A nossa história de luta começou em 1985
A Associação dos Servidores da Universidade Federal do Estado do Rio de Janeiro (Asunirio) foi fundada no dia 10 de dezembro de 1985 durante o processo de reorganização sindical e associativa das trabalhadoras e trabalhadores do serviço público federal no contexto de redemocratização e enfrentamento da política de retirada de direitos trabalhistas.
Inicialmente, a instituição chamava-se Associação dos Servidores Técnicos-Administrativos da Unirio e tinha o caráter provisório. Nos primeiros anos, a entidade passou por diferentes gestões e enfrentou um período de fragilidade institucional que começou a ser superado em 1998 com a reorganização da associação a partir de um movimento interno das trabalhadoras e trabalhadores técnico-administrativos, que reivindicavam a reconstrução institucional, a retomada da legalidade e o fortalecimento da representação coletiva
Após a regularização institucional e a recuperação da credibilidade junto à categoria, a associação consolidou sua atuação, ampliou sua presença nos diferentes campi da universidade e fortaleceu seu papel político e institucional. Em 2006, como parte desse processo de amadurecimento organizativo, a entidade passou por uma reforma estatutária, adotando o nome Asunirio e substituindo o modelo de presidência individual por uma direção colegiada, reforçando princípios de gestão coletiva, transparência e participação.
As mudanças atenderam tanto a orientações jurídicas quanto a diretrizes do movimento sindical nacional e ocorreram de forma gradativa após a filiação da associação à Federação de Sindicatos de Trabalhadores Técnico-Administrativos em Instituições de Ensino Superior (Fasubra), passando a integrar de forma orgânica o movimento nacional das trabalhadoras e trabalhadores das universidades federais.
Lutas centrais
No campo da atuação política e sindical, a associação esteve envolvida em lutas em defesa dos direitos das servidoras e servidores públicos federais, especialmente o enfrentamento a perdas salariais e retirada de gratificações; a resistência a políticas de arrocho salarial; e a mobilização contra programas de desligamento voluntário que impactavam negativamente as trabalhadoras e trabalhadores.

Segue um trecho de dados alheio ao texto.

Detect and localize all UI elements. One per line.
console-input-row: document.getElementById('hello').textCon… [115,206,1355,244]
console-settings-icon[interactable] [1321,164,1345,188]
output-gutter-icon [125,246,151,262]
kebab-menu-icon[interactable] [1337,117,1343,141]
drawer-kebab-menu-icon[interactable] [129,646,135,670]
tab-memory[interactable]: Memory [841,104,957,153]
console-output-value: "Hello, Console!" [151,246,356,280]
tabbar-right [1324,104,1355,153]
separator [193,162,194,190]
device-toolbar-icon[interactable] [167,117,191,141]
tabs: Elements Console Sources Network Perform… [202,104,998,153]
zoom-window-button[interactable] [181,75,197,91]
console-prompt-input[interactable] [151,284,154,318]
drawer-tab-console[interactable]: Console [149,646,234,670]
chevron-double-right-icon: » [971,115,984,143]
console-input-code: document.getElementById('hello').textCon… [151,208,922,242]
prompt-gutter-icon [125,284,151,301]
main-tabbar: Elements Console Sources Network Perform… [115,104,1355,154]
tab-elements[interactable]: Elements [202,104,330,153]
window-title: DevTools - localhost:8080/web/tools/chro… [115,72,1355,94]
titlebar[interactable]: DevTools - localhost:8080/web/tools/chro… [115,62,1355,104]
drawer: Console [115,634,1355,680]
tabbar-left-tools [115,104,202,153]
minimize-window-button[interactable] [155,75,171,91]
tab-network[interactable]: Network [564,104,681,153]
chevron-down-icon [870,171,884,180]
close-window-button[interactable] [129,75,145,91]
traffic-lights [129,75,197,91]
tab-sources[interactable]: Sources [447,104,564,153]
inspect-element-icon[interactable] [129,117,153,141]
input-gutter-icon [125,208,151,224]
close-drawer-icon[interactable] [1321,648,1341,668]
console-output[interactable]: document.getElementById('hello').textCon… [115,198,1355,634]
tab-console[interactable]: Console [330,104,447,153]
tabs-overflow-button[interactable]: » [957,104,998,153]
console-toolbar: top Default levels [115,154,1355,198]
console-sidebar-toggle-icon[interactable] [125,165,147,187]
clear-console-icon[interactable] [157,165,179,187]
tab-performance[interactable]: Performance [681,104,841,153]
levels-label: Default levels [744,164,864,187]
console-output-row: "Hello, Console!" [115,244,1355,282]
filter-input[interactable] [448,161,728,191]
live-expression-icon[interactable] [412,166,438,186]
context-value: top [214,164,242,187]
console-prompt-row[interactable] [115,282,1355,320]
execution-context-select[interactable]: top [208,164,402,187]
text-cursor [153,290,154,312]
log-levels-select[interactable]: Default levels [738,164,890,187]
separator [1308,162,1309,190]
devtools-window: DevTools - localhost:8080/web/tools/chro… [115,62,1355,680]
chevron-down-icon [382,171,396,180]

A partir do início dos anos 2000, a Asunirio também passou a atuar de forma pioneira no enfrentamento institucional do assédio moral no ambiente universitário que culminou com a construção de instrumentos normativos internos voltados à prevenção e ao combate ao assédio moral na universidade.
Essa atuação contribuiu para inserir o tema de forma permanente na agenda institucional da universidade, ampliando o debate sobre condições de trabalho, saúde laboral e direitos dos trabalhadores.
Outro marco fundamental da história da Asunirio foi a ampliação da participação das servidoras e servidores técnico-administrativos nos conselhos superiores da Unirio.
A partir de intervenção institucional da associação, foi possível assegurar, pela primeira vez, a representação com direito a voz e voto dos técnicos-administrativos nos principais órgãos colegiados da universidade. O processo resultou na criação de: 6 vagas no Conselho Universitário (Consuni); 6 vagas no Conselho de Ensino, Pesquisa e Extensão (Consepe) e 6 vagas no então Conselho de Curadores. Totalizando, à época, 18 vagas de representação técnica.
Com a posterior extinção do Conselho de Curadores, a representação foi reorganizada, mantendo-se 12 vagas ativas distribuídas entre o Conselho Universitário e o Consepe. Esse modelo permanece como referência de participação institucional dos técnicos-administrativos na Unirio.
A Asunirio segue atuando em defesa dos direitos das trabalhadoras e trabalhadores da Unirio e assegurando representação efetiva da categoria nos espaços decisórios dentro e fora da universidade.